Enquanto algumas empresas utilizam os vazamentos de imagens de smartphones para aumentar as expectativas de um lançamento, outras fabricantes acabam tomando medidas duras para evitar furos antecipados. A companhia chinesa Oppo mostrou que faz parte do segundo grupo recentemente ao enviar aos seus funcionários um documento avisando que empregados envolvidos no compartilhamento indevido de informações serão penalizados.

Segundo informa o Phone Arena, a concorrente da Huawei disse que vai aplicar uma multa de CNY 500 mil, ou US$ 75 mil, em colaboradores que estejam envolvidos no vazamento de imagens ou especificações dos smartphones da companhia. A Oppo também ressaltou que vai ser mais dura com os membros de sua linha de distribuição e vai processar lojas e fabricantes que permitam o compartilhamento de dados sobre projetos em desenvolvimento.

O comunicado interno da fabricante chinesa veio logo após um grande vazamento revelar praticamente tudo sobre o Oppo Reno, o próximo smartphone topo de linha da companhia.
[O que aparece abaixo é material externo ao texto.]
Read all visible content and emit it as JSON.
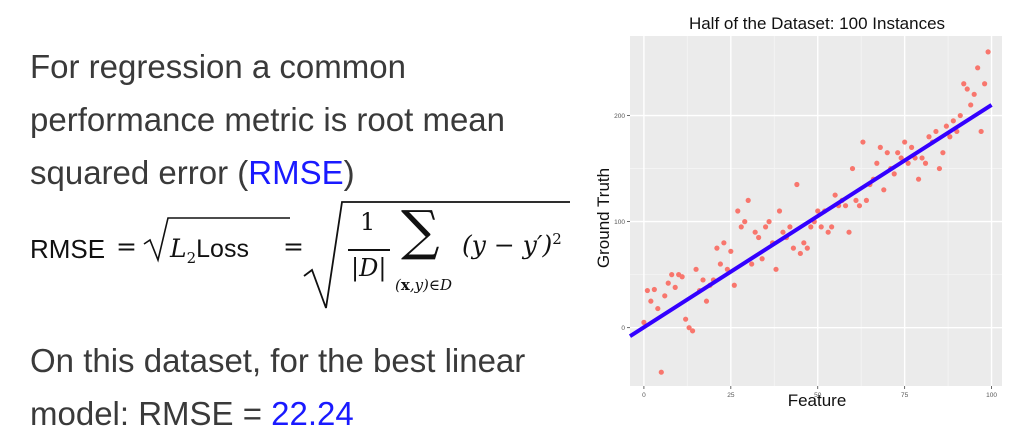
{
  "intro": {
    "text_before": "For regression a common performance metric is root mean squared error (",
    "link": "RMSE",
    "text_after": ")"
  },
  "formula": {
    "lhs": "RMSE",
    "eq": "=",
    "l2": "L",
    "l2_sub": "2",
    "loss": "Loss",
    "num": "1",
    "den": "|D|",
    "sum_symbol": "∑",
    "sum_sub_x": "x",
    "sum_sub_rest": ",y)∈D",
    "sum_sub_open": "(",
    "expr": "(y − y′)",
    "expr_sup": "2"
  },
  "result": {
    "text": "On this dataset, for the best linear model: RMSE = ",
    "value": "22.24"
  },
  "colors": {
    "link": "#1a1aff",
    "points": "#f8766d",
    "line": "#3300ff",
    "panel": "#ebebeb"
  },
  "chart_data": {
    "type": "scatter",
    "title": "Half of the Dataset: 100 Instances",
    "xlabel": "Feature",
    "ylabel": "Ground Truth",
    "xlim": [
      -4,
      103
    ],
    "ylim": [
      -55,
      275
    ],
    "x_ticks": [
      0,
      25,
      50,
      75,
      100
    ],
    "y_ticks": [
      0,
      100,
      200
    ],
    "grid": true,
    "legend": "none",
    "fit_line": {
      "x": [
        -4,
        100
      ],
      "y": [
        -8,
        210
      ]
    },
    "points": {
      "x": [
        0,
        1,
        2,
        3,
        4,
        5,
        6,
        7,
        8,
        9,
        10,
        11,
        12,
        13,
        14,
        15,
        16,
        17,
        18,
        19,
        20,
        21,
        22,
        23,
        24,
        25,
        26,
        27,
        28,
        29,
        30,
        31,
        32,
        33,
        34,
        35,
        36,
        37,
        38,
        39,
        40,
        41,
        42,
        43,
        44,
        45,
        46,
        47,
        48,
        49,
        50,
        51,
        52,
        53,
        54,
        55,
        56,
        57,
        58,
        59,
        60,
        61,
        62,
        63,
        64,
        65,
        66,
        67,
        68,
        69,
        70,
        71,
        72,
        73,
        74,
        75,
        76,
        77,
        78,
        79,
        80,
        81,
        82,
        83,
        84,
        85,
        86,
        87,
        88,
        89,
        90,
        91,
        92,
        93,
        94,
        95,
        96,
        97,
        98,
        99
      ],
      "y": [
        5,
        35,
        25,
        36,
        18,
        -42,
        30,
        42,
        50,
        38,
        50,
        48,
        8,
        0,
        -3,
        55,
        35,
        45,
        25,
        40,
        45,
        75,
        60,
        80,
        55,
        72,
        40,
        110,
        95,
        100,
        120,
        60,
        90,
        85,
        65,
        95,
        100,
        80,
        55,
        110,
        90,
        85,
        95,
        75,
        135,
        70,
        80,
        75,
        95,
        100,
        110,
        95,
        110,
        90,
        95,
        125,
        115,
        120,
        115,
        90,
        150,
        120,
        115,
        175,
        120,
        135,
        140,
        155,
        170,
        130,
        165,
        150,
        145,
        165,
        160,
        175,
        155,
        170,
        160,
        140,
        160,
        155,
        180,
        175,
        185,
        150,
        165,
        190,
        180,
        195,
        185,
        200,
        230,
        225,
        210,
        220,
        245,
        185,
        230,
        260
      ]
    }
  }
}
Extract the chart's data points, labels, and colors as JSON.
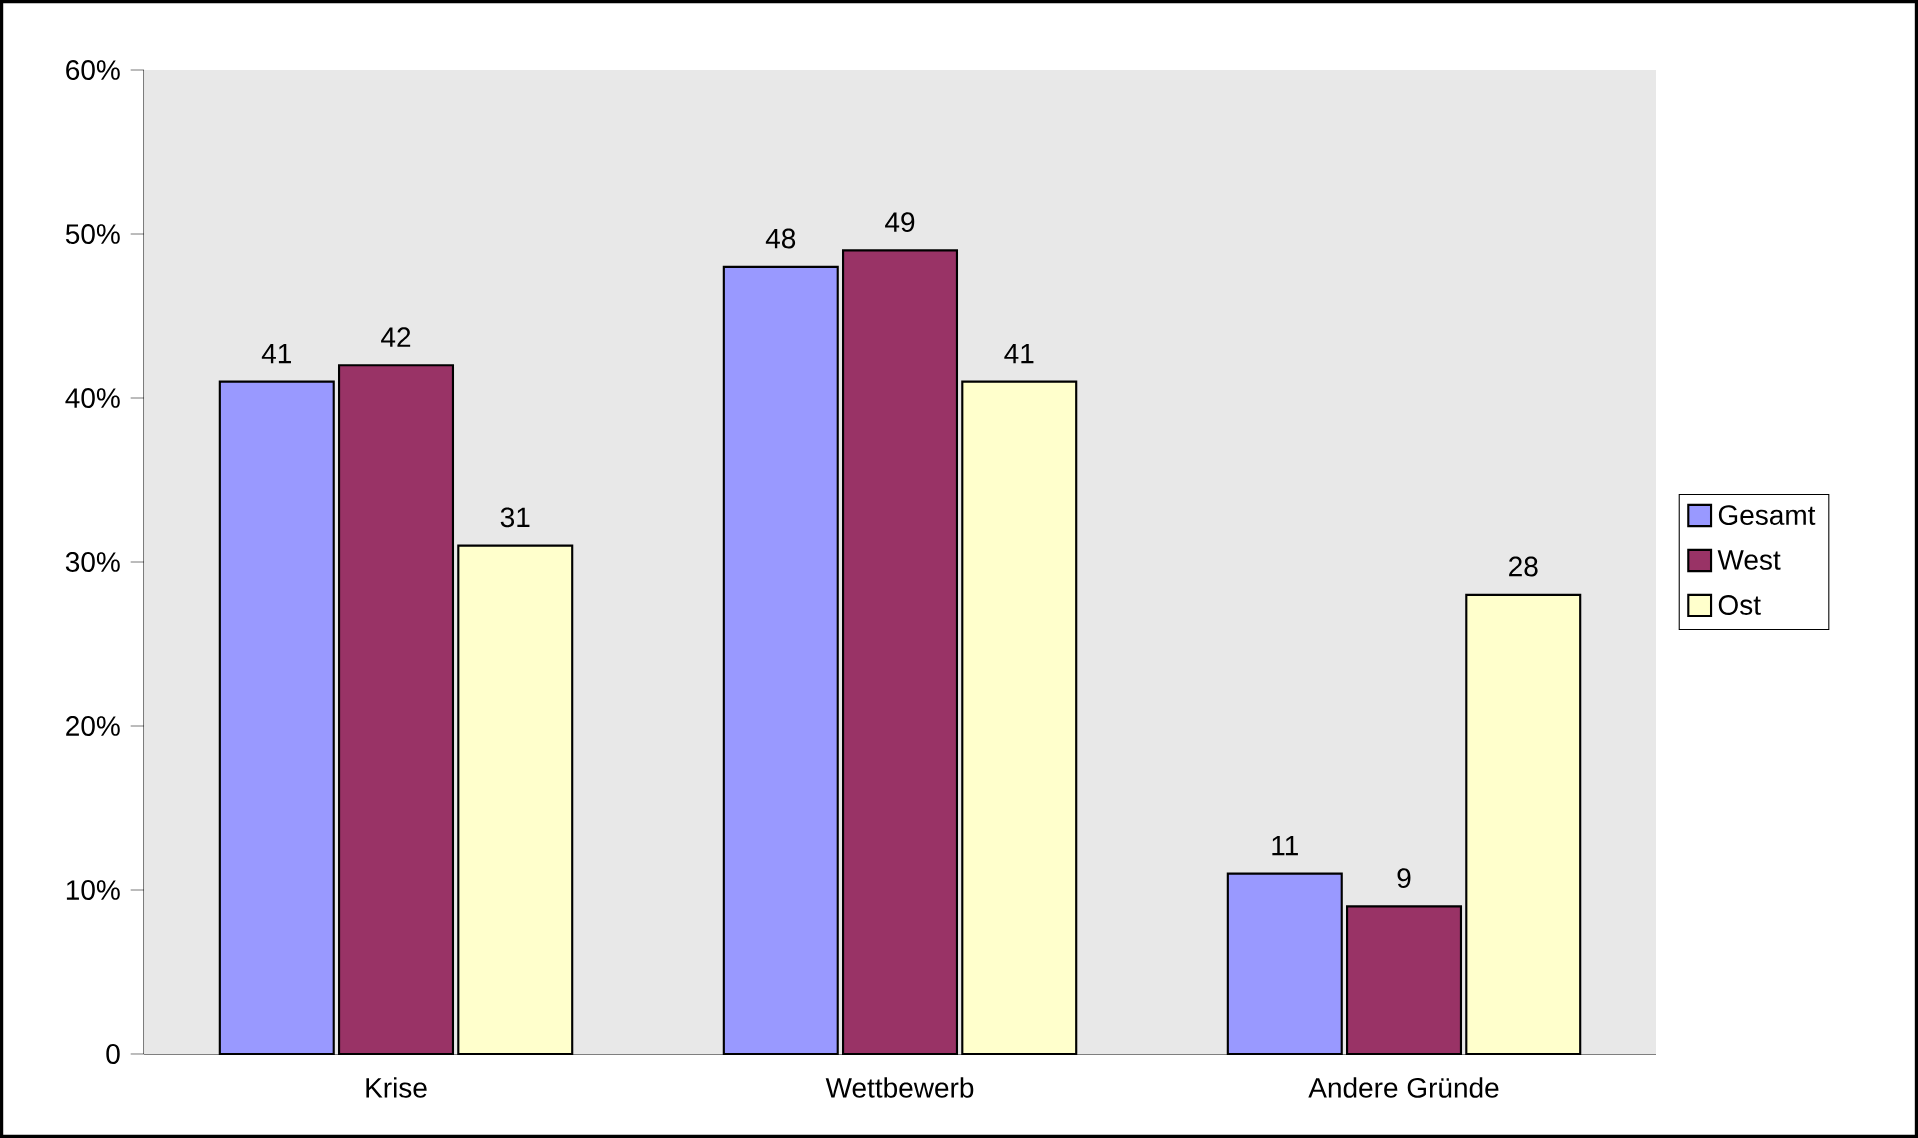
{
  "chart_data": {
    "type": "bar",
    "categories": [
      "Krise",
      "Wettbewerb",
      "Andere Gründe"
    ],
    "series": [
      {
        "name": "Gesamt",
        "color": "#9999ff",
        "values": [
          41,
          48,
          11
        ]
      },
      {
        "name": "West",
        "color": "#993366",
        "values": [
          42,
          49,
          9
        ]
      },
      {
        "name": "Ost",
        "color": "#ffffcc",
        "values": [
          31,
          41,
          28
        ]
      }
    ],
    "ylim": [
      0,
      60
    ],
    "yticks": [
      0,
      {
        "value": 10,
        "label": "10%"
      },
      {
        "value": 20,
        "label": "20%"
      },
      {
        "value": 30,
        "label": "30%"
      },
      {
        "value": 40,
        "label": "40%"
      },
      {
        "value": 50,
        "label": "50%"
      },
      {
        "value": 60,
        "label": "60%"
      }
    ],
    "data_labels": true,
    "legend": "right",
    "grid": false
  }
}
O dispositivo apareceu em imagens de uma fabricante de capas com sua tela que toma 93,1% da frente do aparelho e uma câmera retrátil. Além disso, as supostas especificações do aparelho também vazaram.

Imagem: Phone Arena

De acordo com as informações, o celular virá com o processador Snapdragon 855, o topo de linha da Qualcomm para este ano, 8 GB de memória RAM e 256 GB de memória interna. O Oppo Renno também deve ter bateria de 4065 mAh, câmera principal com zoom de 10 vezes e sistema operacional Android 9 Pie com a modificação Color OS.

A Oppo não anunciou se já tomou alguma atitude legalmente em relação ao assunto, mas, caso isso aconteça, a companhia não será  a primeira a dar grandes proporções a um vazamento. A Apple é famosa por tentar proteger seus smartphones de divulgação antecipada e a companhia frequentemente encontra alguém para ser penalizado.

Um dos casos mais recentes aconteceu em 2017, quando um engenheiro da companhia de Cupertino foi demitido após sua filha publicar um vídeo no YouTube em que estava usando o iPhone X antes do lançamento do produto. Em 2010, a empresa também chegou a mandar a polícia na casa de um jornalista após a publicação de um artigo sobre um protótipo do iPhone.